- 75g plain flour
- 2 eggs
- 1 tbsp icing sugar
- Nutmeg, for grating
- 100ml full cream milk
- 2 tbsp butter
- 2-4 tbsp lemon curd
- Yogurt, whipped cream or crème fraîche
- Icing sugar, to dust
Prep: 10 mins | Cook: 15 mins
1. Preheat your oven to 220°C/200°C fan/ Gas 7. Pop an ovenproof frying pans in the oven to heat up (see our tip below).
2. Tip the flour into a large bowl or jug. Crack in the eggs and beat together till smooth. Add the icing sugar and a good grating of nutmeg. Slowly pour in the milk, mixing constantly, till you have a smooth batter.
3. Carefully remove your frying pans from the oven. Add the butter to the hot pans and swirl it around to melt. Quickly pour in the batter and slide into the oven. Cook for 10-12 mins till the Dutch babies are puffed up and golden.

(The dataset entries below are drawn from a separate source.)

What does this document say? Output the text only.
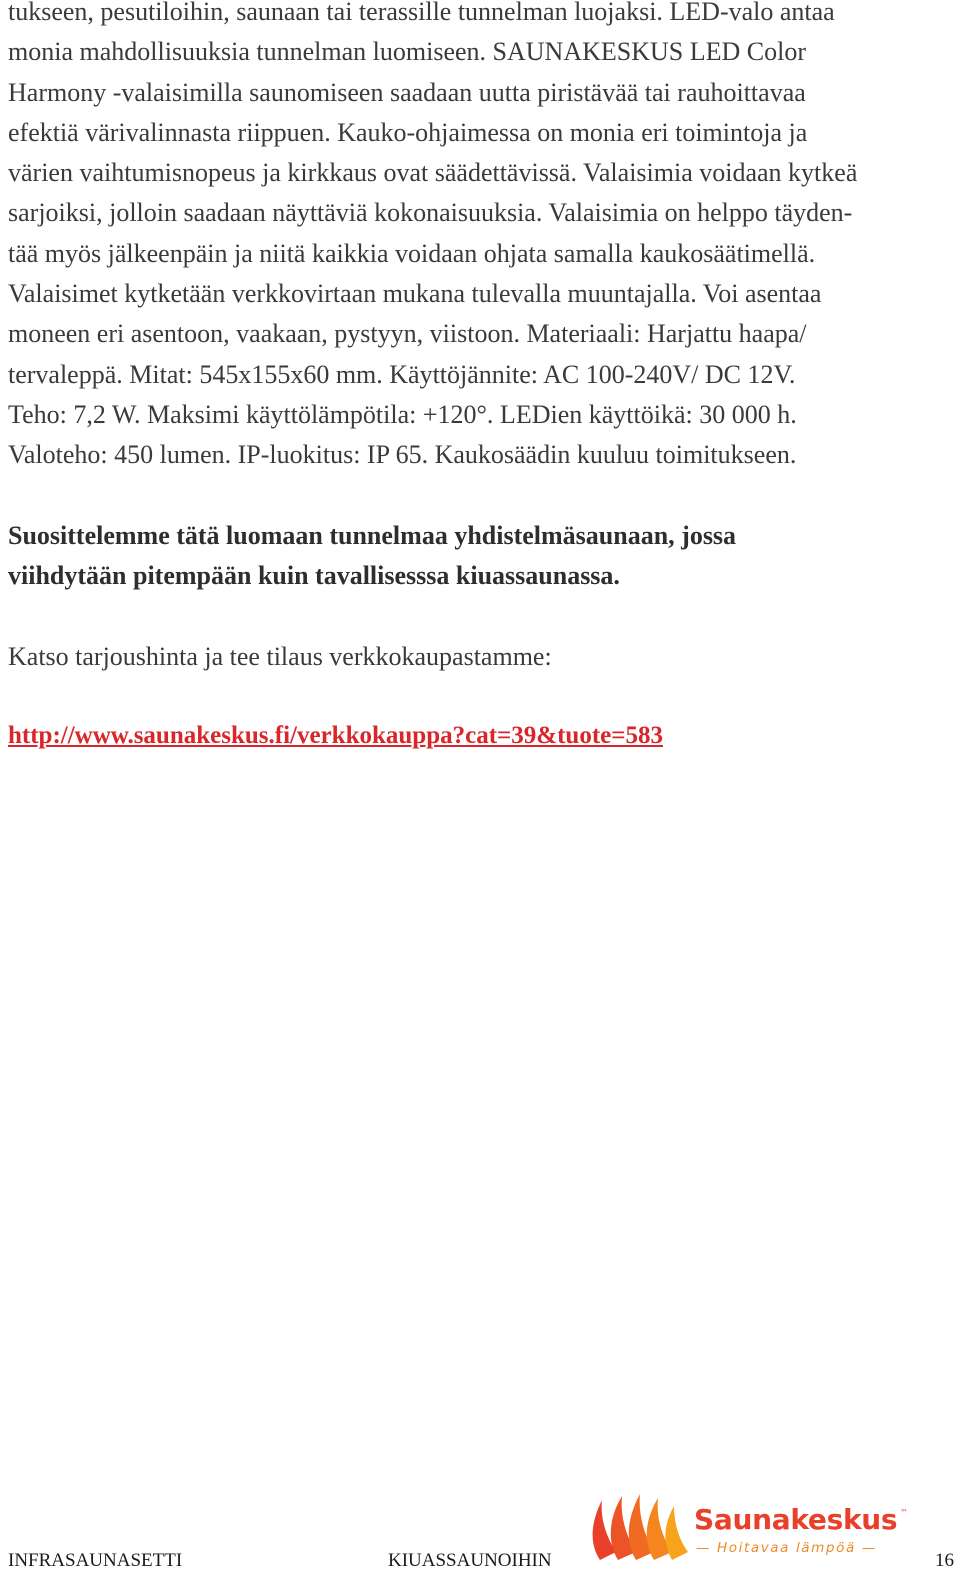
tukseen, pesutiloihin, saunaan tai terassille tunnelman luojaksi. LED-valo antaa
monia mahdollisuuksia tunnelman luomiseen. SAUNAKESKUS LED Color
Harmony -valaisimilla saunomiseen saadaan uutta piristävää tai rauhoittavaa
efektiä värivalinnasta riippuen. Kauko-ohjaimessa on monia eri toimintoja ja
värien vaihtumisnopeus ja kirkkaus ovat säädettävissä. Valaisimia voidaan kytkeä
sarjoiksi, jolloin saadaan näyttäviä kokonaisuuksia. Valaisimia on helppo täyden-
tää myös jälkeenpäin ja niitä kaikkia voidaan ohjata samalla kaukosäätimellä.
Valaisimet kytketään verkkovirtaan mukana tulevalla muuntajalla. Voi asentaa
moneen eri asentoon, vaakaan, pystyyn, viistoon. Materiaali: Harjattu haapa/
tervaleppä. Mitat: 545x155x60 mm. Käyttöjännite: AC 100-240V/ DC 12V.
Teho: 7,2 W. Maksimi käyttölämpötila: +120°. LEDien käyttöikä: 30 000 h.
Valoteho: 450 lumen. IP-luokitus: IP 65. Kaukosäädin kuuluu toimitukseen.
Suosittelemme tätä luomaan tunnelmaa yhdistelmäsaunaan, jossa
viihdytään pitempään kuin tavallisesssa kiuassaunassa.

Katso tarjoushinta ja tee tilaus verkkokaupastamme:

http://www.saunakeskus.fi/verkkokauppa?cat=39&tuote=583
Saunakeskus ™
— Hoitavaa lämpöä —
INFRASAUNASETTI	KIUASSAUNOIHIN	16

4. Lift each Dutch baby on a plate, spoon in the toppings and serve while still hot.
5. Pick Your Pans
We used 2 x 18cm ovenproof frying pans for this recipe. These will serve 1-2 people each. Alternatively, you can use a large frying pan and make a big Dutch baby to cut up and share – you may need to cook a larger Dutch baby for a little longer. If you don’t have ovenproof frying pans, you can use baking dishes.
6. Sweet or Savoury?
Leave out the nutmeg and sugar in the batter if you want to make savoury Dutch babies, and add some chopped soft herbs to the batter instead. Fill with cheese, salmon, ham, spinach or crispy fried bacon.